By Kwame Okoampa-Ahoofe, Jr., Ph.D.
Garden City, New York
Feb. 24, 2016
E-mail: okoampaahoofe@optimum.net
The quickness with which the operatives of the National Democratic Congress (NDC) would have all the significant institutions and landmarks in the country named after their icons and political patrons and benefactors is incredible. And so I was not the least bit surprised when Mr. Haruna Iddrisu, the Minister of Labor and Employment, recently suggested that the University of Development Studies (UDS) be named after the NDC’s founding patriarch, Chairman Jerry John Rawlings (See “Name UDS After Rawlings – Haruna Iddrisu” Graphic.com.gh / Ghanaweb.com 2/23/16).
The Tamale-Central Member of Parliament’s argument is that former President Rawlings demonstrated “vision and selflessness” when he donated some $50,000 awarded him by the directors of the U.S.-based World Hunger Project for the establishment of the northern Ghana-located University of Development Studies. I have absolutely no qualms with Mr. Iddrisu’s “fearless” proposition, as the Minister himself recently put it before a packed auditorium of students of the Kufuor-created Wa, Upper-West, campus of UDS, except for the glaring fact that Mr. Iddrisu strangely failed to issue the same call for the even more imperative need for the country’s flagship academy, the University of Ghana, to be renamed after the intellectual, cultural and political giant who singularly championed its seminal establishment in 1948.
We must also quickly observe that Danquah did all this without having had the privilege and opportunity to assume the reins of national governance. The putative Doyen of Gold Coast and Modern Ghanaian Politics would also, through tireless and brilliant research, cause the erstwhile Gold Coast Colony to be renamed Ghana in March 1957. Indeed, if the Labor and Employment Minister had any respect for Ghana’s history and the protagonists thereof, Mr. Iddrisu would have progressively added his voice to that of the thunderous chorus of voices that first advocated for the University of Ghana to be renamed after the man who made it possible for Legon to be established at least a decade before it would have been established, in the authoritative words of Rev.-Prof. Robert Addo-Fening.

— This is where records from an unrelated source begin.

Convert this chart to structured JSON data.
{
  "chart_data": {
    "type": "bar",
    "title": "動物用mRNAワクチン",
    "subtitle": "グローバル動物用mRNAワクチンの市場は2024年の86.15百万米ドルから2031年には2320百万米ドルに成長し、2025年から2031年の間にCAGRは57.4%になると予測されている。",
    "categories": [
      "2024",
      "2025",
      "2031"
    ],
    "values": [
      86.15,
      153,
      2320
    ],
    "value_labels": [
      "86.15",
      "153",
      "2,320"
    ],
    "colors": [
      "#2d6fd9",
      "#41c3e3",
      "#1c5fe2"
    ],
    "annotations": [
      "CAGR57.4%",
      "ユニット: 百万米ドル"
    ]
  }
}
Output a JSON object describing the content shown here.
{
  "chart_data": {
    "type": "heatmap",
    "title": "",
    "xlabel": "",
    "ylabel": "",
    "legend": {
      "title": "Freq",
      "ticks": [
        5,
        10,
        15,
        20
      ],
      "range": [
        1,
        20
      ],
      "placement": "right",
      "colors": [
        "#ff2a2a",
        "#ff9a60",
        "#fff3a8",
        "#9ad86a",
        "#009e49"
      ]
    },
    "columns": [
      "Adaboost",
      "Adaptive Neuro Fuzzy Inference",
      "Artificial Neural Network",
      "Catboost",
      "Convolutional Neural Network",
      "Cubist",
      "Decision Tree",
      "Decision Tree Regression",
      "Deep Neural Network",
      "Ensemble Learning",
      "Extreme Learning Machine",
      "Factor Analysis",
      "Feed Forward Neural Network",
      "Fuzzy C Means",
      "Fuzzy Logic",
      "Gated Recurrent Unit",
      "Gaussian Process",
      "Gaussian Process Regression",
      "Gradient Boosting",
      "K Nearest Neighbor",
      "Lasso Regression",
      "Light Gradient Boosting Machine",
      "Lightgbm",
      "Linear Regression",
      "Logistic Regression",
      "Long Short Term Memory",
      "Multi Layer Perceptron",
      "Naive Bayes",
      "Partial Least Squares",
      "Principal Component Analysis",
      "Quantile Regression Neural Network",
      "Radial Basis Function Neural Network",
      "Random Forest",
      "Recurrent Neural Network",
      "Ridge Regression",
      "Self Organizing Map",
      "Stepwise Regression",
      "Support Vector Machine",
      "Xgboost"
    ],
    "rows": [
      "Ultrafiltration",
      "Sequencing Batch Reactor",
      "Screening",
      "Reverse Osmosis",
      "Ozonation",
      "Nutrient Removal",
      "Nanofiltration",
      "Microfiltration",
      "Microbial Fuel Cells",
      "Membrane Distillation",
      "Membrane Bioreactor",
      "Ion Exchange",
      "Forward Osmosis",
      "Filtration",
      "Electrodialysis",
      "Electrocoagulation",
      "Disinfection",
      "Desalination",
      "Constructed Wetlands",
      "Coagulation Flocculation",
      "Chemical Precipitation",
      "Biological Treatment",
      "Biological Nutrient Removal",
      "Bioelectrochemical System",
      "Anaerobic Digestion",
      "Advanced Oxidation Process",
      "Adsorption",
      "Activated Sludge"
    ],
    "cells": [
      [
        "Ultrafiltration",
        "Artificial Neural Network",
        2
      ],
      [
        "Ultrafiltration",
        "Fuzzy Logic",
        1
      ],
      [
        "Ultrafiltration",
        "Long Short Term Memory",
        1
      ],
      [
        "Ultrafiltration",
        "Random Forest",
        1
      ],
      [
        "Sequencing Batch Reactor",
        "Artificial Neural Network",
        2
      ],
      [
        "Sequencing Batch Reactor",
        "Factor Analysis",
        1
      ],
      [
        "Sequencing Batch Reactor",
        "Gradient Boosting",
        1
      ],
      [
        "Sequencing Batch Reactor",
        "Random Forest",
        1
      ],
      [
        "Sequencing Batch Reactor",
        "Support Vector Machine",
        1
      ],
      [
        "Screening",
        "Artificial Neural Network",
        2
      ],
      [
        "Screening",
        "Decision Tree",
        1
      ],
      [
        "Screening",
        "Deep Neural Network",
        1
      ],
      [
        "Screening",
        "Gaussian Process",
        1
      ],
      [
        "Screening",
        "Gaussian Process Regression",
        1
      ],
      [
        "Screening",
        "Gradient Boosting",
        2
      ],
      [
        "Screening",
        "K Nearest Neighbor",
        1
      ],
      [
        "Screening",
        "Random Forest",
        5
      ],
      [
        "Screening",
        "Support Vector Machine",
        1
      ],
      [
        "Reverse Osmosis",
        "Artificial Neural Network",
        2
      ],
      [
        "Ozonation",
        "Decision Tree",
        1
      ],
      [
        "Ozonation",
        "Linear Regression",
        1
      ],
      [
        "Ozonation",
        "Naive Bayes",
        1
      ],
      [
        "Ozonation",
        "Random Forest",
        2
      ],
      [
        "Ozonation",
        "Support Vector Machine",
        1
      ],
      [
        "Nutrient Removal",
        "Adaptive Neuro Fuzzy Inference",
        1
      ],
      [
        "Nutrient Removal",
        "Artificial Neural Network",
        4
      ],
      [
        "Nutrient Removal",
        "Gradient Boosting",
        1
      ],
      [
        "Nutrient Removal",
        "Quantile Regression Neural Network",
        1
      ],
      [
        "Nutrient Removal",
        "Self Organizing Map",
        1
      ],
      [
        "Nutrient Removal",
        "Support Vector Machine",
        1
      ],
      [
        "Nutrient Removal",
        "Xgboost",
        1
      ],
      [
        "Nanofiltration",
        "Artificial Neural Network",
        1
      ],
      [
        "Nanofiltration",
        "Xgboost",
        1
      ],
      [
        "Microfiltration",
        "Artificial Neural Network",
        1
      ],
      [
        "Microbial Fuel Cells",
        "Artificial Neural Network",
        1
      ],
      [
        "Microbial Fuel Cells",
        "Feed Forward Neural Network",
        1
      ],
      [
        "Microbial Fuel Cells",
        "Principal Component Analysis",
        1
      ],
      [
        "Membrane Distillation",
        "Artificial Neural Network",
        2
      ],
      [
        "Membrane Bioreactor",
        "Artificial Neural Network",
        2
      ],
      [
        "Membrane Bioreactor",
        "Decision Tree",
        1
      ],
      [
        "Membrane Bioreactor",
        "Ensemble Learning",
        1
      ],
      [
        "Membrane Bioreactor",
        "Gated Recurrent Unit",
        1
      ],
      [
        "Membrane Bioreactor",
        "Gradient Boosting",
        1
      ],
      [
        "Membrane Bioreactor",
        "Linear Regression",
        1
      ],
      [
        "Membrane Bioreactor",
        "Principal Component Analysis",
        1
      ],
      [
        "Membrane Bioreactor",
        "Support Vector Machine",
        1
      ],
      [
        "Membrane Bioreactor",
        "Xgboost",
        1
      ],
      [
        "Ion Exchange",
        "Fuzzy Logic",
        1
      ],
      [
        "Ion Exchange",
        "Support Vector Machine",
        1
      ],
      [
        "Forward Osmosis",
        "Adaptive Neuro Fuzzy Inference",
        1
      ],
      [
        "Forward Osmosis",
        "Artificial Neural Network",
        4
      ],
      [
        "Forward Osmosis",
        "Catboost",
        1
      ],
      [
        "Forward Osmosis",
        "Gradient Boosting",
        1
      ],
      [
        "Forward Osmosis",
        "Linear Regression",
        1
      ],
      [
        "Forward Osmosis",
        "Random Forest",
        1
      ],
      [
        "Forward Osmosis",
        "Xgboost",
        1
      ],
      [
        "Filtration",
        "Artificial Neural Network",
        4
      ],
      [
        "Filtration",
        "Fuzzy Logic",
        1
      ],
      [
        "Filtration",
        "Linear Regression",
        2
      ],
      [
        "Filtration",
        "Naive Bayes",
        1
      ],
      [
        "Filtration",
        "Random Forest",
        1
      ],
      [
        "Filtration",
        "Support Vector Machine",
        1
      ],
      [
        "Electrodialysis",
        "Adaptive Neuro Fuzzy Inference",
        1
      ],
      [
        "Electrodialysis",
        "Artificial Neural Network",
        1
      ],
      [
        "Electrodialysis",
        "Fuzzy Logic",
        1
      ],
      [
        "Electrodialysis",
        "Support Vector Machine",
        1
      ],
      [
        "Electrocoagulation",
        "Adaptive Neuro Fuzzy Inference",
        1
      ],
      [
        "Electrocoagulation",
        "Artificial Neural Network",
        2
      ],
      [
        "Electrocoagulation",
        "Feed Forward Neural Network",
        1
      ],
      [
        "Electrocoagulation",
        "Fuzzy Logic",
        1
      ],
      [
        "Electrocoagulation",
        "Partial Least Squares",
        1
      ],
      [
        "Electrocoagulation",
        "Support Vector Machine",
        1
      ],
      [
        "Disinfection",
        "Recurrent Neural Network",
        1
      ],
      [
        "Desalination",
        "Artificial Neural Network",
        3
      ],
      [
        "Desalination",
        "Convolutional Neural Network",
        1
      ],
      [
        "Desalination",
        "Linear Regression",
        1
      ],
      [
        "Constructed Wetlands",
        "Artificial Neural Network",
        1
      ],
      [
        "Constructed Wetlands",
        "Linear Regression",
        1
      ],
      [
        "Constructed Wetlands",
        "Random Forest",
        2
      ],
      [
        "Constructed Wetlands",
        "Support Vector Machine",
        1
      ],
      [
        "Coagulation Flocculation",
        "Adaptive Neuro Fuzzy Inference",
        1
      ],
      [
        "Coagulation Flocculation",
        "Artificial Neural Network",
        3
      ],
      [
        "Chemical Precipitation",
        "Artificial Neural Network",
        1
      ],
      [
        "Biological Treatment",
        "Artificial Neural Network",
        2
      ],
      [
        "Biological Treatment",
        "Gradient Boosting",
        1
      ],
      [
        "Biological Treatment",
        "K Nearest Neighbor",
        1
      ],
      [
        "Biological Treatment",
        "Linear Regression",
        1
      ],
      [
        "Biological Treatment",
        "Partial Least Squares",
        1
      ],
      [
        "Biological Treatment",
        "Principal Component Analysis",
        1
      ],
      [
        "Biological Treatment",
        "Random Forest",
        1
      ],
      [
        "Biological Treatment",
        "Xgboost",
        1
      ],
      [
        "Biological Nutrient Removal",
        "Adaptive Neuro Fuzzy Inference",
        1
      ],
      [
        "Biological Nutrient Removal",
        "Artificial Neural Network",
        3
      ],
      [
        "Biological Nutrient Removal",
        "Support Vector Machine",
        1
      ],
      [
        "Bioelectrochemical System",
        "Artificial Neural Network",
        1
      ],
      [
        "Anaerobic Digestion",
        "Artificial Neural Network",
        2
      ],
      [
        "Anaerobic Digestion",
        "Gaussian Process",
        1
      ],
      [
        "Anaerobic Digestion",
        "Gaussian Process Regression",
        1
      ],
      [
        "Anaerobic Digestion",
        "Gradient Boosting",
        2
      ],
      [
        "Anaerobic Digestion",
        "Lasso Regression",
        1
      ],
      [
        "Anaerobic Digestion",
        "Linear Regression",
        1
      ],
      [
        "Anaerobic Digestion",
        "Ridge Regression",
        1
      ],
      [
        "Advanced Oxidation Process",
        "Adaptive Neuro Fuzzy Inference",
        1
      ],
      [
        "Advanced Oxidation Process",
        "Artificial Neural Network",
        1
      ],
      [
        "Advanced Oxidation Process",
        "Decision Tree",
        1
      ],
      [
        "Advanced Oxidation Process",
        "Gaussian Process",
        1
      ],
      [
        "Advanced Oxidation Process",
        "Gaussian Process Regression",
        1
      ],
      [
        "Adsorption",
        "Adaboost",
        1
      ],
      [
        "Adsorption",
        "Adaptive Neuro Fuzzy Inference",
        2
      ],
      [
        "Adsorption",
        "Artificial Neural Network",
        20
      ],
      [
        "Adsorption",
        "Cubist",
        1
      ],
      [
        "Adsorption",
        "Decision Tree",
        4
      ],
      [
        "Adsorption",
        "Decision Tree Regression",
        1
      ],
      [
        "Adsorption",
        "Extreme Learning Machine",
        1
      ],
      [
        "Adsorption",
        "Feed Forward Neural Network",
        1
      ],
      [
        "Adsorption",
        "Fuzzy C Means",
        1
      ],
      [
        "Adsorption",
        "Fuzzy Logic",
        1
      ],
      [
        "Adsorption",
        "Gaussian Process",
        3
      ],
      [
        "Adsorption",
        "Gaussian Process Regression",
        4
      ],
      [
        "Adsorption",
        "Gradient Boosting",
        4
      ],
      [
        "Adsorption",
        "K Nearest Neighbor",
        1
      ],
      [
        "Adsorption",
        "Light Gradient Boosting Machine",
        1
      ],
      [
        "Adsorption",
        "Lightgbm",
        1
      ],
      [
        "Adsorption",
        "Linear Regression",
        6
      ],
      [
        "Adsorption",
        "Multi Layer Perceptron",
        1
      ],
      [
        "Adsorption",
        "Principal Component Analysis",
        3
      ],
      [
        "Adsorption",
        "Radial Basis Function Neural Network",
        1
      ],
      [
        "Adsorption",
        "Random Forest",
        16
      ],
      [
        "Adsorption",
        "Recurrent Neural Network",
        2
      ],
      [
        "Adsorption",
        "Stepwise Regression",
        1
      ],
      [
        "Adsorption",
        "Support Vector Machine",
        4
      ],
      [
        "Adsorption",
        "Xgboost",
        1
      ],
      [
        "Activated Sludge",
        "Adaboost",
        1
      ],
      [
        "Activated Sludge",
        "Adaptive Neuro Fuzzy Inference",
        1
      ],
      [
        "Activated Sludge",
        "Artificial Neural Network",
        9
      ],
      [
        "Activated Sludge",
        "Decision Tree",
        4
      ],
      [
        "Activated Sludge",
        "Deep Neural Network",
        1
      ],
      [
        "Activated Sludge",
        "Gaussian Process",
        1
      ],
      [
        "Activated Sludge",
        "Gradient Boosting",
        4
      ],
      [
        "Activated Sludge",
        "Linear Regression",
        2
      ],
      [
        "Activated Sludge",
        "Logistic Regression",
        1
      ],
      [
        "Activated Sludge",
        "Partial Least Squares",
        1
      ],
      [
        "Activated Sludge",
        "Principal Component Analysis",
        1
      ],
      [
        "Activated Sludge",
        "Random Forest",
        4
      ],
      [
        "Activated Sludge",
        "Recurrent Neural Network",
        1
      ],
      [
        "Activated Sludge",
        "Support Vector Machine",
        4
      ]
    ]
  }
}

That Mr. Iddrisu is himself a bona fide product or graduate of the University of Ghana, and not the University of Development Studies, makes his rather brazen proposition all the more grotesque. You see, the original title of this column was “How Many Institutions Did Rawlings Name after Acheampong?” In other words, it goes without saying that the most progressive postcolonial military ruler that Ghana ever had was Gen. Ignatius Kutu Acheampong, and not Flt.-Lt. Jerry John Rawlings. And so it is not clear precisely why Mr. Iddrisu chose to so flagrantly insult the intelligence of Ghanaians, as well as rudely play fast and loose with the truth of the reality of postcolonial Ghanaian history.
If Mr. Iddrisu thinks that the mere fact of him being a Ghanaian of northern descent authorizes him to make such a scandalous proposition, then he is in for a rude awakening. Suffice it to say, at least in passing, that Chairman Rawlings has done more harm to the interests of our country than just about any postcolonial Ghanaian leader. Rawlings has uniquely contributed to the gross retardation of the country’s intellectual and cultural development clock; and that, of course, includes the development of Ghana’s higher educational system. That Chairman Rawlings would callously and unconscionably shut down all the major public universities in the country, while he smugly shipped all his four known children abroad for schooling, at some of the most expensive academies in Europe and the United States, ought to inform Mr. Iddrisu that his political icon is anything but “selfless and visionary.”
We must also quickly note, for the benefit of those who may not already be in the know, that the very conception of a university of development, and not just development studies, in the northern-half of the country, far predates Chairman Rawlings on the national political scene and was, in fact, in the works when the Limann-led democratically elected People’s National Party (PNP) was overthrown by the very same Chairman Rawlings that Mr. Iddrisu would now have honored with the renaming of the UDS. We shall make time to further discuss this sticky subject of the imperative need to honoring and venerating our leaders and heroes in the offing. For now, suffice it to observe that respect and veneration are multi-pronged and cross-partisan, and not the expedient fruits of impudent political opportunists.